By Timothy Deenihan
It’s not so uncommon for actors to take a turn at public office later in their careers. Clint Eastwood was mayor of Carmel. Arnold Schwarzenegger was governor of California, as was Ronald Reagan before he ascended to the office of president. Even our current commander-in-chief has had more than a few turns on both the small and large screen.
What’s less common is to start out by heading to Congress. And yet, Jack Ferreira ’22, a Sacred Heart theatre arts major, has done just that. The key difference here is that Jack’s mission is one of public service, not public office.

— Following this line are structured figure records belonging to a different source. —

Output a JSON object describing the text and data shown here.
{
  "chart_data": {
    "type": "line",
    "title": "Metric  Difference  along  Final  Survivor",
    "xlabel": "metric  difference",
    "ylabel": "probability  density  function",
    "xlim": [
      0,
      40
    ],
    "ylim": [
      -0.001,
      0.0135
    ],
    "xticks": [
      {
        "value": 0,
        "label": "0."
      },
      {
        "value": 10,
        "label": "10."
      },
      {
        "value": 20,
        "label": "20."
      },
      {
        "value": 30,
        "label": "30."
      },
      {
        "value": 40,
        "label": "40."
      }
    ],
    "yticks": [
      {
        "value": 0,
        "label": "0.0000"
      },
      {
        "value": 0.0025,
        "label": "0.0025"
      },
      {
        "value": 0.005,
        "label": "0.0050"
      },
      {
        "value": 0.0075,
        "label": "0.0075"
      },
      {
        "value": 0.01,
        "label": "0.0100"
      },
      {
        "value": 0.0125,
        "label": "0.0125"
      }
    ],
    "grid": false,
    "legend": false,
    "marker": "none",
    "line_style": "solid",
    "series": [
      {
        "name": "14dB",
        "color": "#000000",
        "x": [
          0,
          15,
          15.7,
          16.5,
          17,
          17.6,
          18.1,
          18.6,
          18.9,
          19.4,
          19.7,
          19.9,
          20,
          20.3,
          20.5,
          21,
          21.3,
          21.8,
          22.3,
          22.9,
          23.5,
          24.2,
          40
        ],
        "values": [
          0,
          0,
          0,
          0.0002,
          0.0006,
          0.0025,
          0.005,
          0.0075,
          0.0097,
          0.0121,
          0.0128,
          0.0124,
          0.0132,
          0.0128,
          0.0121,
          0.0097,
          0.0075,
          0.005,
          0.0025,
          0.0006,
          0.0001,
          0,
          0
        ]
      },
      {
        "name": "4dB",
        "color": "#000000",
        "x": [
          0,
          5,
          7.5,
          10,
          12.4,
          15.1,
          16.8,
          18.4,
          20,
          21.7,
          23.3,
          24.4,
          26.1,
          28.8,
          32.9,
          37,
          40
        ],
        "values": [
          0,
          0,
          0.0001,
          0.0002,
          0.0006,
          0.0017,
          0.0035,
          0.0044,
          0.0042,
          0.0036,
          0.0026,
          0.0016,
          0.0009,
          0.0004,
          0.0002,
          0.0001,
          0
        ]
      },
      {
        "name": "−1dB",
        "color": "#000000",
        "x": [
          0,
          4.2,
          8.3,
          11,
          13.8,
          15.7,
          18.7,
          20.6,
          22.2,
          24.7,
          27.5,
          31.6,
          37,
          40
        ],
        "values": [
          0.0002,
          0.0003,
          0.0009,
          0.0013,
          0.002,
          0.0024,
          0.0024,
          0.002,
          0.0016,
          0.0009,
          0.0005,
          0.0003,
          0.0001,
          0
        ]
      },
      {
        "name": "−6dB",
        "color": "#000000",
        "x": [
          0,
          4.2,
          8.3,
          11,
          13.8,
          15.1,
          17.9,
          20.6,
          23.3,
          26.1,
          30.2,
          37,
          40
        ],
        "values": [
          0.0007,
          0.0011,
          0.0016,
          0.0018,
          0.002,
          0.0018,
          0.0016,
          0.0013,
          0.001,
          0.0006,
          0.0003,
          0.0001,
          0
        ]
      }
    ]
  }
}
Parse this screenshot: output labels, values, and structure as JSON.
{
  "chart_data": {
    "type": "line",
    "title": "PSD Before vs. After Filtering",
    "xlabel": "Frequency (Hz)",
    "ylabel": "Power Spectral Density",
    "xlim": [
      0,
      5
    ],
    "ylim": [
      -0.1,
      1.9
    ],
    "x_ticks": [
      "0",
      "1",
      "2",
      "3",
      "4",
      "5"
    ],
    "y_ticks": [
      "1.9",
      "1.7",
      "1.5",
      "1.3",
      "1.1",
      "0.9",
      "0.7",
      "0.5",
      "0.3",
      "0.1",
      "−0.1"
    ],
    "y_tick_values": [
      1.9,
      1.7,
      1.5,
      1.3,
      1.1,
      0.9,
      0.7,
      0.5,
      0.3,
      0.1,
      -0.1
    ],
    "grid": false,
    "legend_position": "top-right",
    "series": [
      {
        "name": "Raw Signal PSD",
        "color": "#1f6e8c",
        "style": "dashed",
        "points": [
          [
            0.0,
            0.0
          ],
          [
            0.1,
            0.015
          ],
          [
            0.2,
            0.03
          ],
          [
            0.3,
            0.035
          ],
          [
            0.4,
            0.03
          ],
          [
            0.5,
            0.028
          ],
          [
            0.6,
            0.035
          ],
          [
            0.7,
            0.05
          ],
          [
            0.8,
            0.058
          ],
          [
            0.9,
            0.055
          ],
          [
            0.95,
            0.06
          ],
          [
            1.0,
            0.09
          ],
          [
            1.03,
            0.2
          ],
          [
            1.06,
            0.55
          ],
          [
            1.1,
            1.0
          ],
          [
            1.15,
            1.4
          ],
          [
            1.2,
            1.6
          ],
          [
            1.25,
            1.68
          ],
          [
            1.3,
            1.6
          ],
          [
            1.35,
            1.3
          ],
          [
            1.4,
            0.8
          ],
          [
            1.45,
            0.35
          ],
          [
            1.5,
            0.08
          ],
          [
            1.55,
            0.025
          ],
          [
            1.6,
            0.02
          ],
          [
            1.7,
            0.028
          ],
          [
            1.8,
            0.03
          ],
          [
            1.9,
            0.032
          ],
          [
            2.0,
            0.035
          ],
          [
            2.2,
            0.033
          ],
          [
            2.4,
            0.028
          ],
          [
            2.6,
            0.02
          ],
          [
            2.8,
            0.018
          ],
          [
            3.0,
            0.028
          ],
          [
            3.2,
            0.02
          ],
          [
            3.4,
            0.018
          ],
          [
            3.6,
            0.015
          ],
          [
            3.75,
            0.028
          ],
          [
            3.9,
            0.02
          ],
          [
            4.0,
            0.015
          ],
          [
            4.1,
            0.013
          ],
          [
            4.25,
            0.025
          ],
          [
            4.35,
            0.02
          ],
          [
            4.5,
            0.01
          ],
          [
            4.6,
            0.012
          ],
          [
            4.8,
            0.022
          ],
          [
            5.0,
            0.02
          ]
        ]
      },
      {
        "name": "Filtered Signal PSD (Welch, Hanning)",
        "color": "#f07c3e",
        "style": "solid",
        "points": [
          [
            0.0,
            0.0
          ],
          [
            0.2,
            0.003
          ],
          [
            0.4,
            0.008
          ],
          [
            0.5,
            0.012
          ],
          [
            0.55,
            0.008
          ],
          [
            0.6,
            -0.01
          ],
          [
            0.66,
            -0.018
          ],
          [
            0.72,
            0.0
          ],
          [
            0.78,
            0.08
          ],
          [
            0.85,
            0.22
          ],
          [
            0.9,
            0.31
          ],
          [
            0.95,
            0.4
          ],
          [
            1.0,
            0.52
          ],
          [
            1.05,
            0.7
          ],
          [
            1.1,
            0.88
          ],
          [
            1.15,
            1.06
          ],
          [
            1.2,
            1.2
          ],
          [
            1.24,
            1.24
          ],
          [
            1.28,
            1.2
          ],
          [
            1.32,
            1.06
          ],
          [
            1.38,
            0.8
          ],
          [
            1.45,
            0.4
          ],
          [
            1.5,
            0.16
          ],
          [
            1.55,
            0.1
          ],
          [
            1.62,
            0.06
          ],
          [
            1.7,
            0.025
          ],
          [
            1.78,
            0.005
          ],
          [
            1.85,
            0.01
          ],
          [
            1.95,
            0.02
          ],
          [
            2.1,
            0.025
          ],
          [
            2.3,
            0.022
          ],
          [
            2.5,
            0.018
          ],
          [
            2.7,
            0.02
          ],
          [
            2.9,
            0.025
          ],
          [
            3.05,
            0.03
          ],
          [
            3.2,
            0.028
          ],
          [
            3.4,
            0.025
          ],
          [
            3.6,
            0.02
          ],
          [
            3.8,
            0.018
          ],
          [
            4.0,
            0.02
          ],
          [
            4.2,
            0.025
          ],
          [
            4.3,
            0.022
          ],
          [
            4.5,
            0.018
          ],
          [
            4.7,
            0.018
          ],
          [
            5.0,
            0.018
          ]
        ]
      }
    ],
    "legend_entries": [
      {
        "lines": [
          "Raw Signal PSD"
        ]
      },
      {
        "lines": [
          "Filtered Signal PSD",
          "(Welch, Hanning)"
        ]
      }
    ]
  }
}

This summer, Ferreira received our nation’s highest award for youth and young adults—the Congressional Gold Medal Award—in recognition of his service to his community and his commitment to his own personal growth and wellbeing.
It’s a rigorous qualification process. Over a minimum of two years, Gold Medal recipients must log at least 400 hours of community service, 200 hours of personal development, 200 hours of physical exercise and activity, as well as at least one full week of expedition, coordinated by the applicant and approved by the program.
Ferreira went well above and beyond requirements, logging more than 1,500 hours of service to Fairfield County’s theater and arts community. Starting as an usher at the Bridgeport Cabaret Theatre, Ferreira eventually earned house management responsibilities. At the Barnum Museum in Bridgeport, he took on both project research and mobile game design to enhance visitor experience. Embracing the personal challenges the program commands, he even pushed himself to step out of the shadows and into the spotlight, auditioning last summer for the Fairfield Teen Theatre production of Les Misérables and earning the fiercely challenging role of Inspector Javert, the story’s primary antagonist.
Ferreira’s journey began at his cousin’s high school graduation, where students were being recognized for their academic and sporting successes, and their commitments to the military or their college acceptances— the standard commencement ceremony fare. The speaker that day, however, offered a different take on the whole thing. At the end of it all, he told them, what will matter is this: Did you make the world a better place? With that, he challenged the newly graduated, their friends and families to become more involved in their communities.
The message hit home with Ferreira and his mother, Alice (Chaves) Ferreira ’91, who was in the audience with him that day. Ferreira was already volunteering at the Cabaret, but the desire to see community service honored as a contribution to a better society drove mother and son to set some goals. A Google search led them to the Congressional Award.
There are six levels of involvement in the program: bronze through gold certificates, and bronze through gold medals. “The Gold [Medal] is pretty exhaustive,” says Alice, “But you appreciate the rigor. It gives it real value.”
Ironically, Ferreira discovered the fruit of his years of labor during an incidental online search. He was scrolling across a miniature map of award recipients when he hovered over Connecticut—and saw his name. “It was just there, and I thought, ‘…wow,’” Ferreira says, articulating the speechlessness one feels when blindsided by greatness. The actual letter and certificate arrived in the post a few days later. The award ceremony was held at the Capitol in Washington, D.C., in June.
One challenge related to the time the award required was that the process rolled into Ferreira’s freshman year at Sacred Heart. While he was able to use the time to continue working toward some of the award’s benchmarks, (walking the several miles to campus, for example, instead of driving or catching a bus), as a theatre arts major, he had to excuse himself from his involvement with other theatre programs during the course of his studies (a common requirement of conservatories and academic theatre programs). “It was hard to say goodbye to the people I’d been working with for so long,” he says, “but at the same time, [Sacred Heart and the Theatre Arts Program] has been so welcoming and exciting—it’s an amazing place to be.”
A similarity of mission also helps soften the transition. Alice says it best. “Our school is so mission-driven, so selfless,” she says. “I really felt like this award was in keeping with everything SHU values.” She references specifically what she calls the University’s “purposeful growth,” detailing both its physical expansion and its burgeoning academic relevance, all while remaining a good neighbor to its bordering communities.
“Of course, I’m a proud mother right now,” she laughs. “But if other students follow and earn that recognition for themselves and the school, that would just be sprinkles on the cupcake.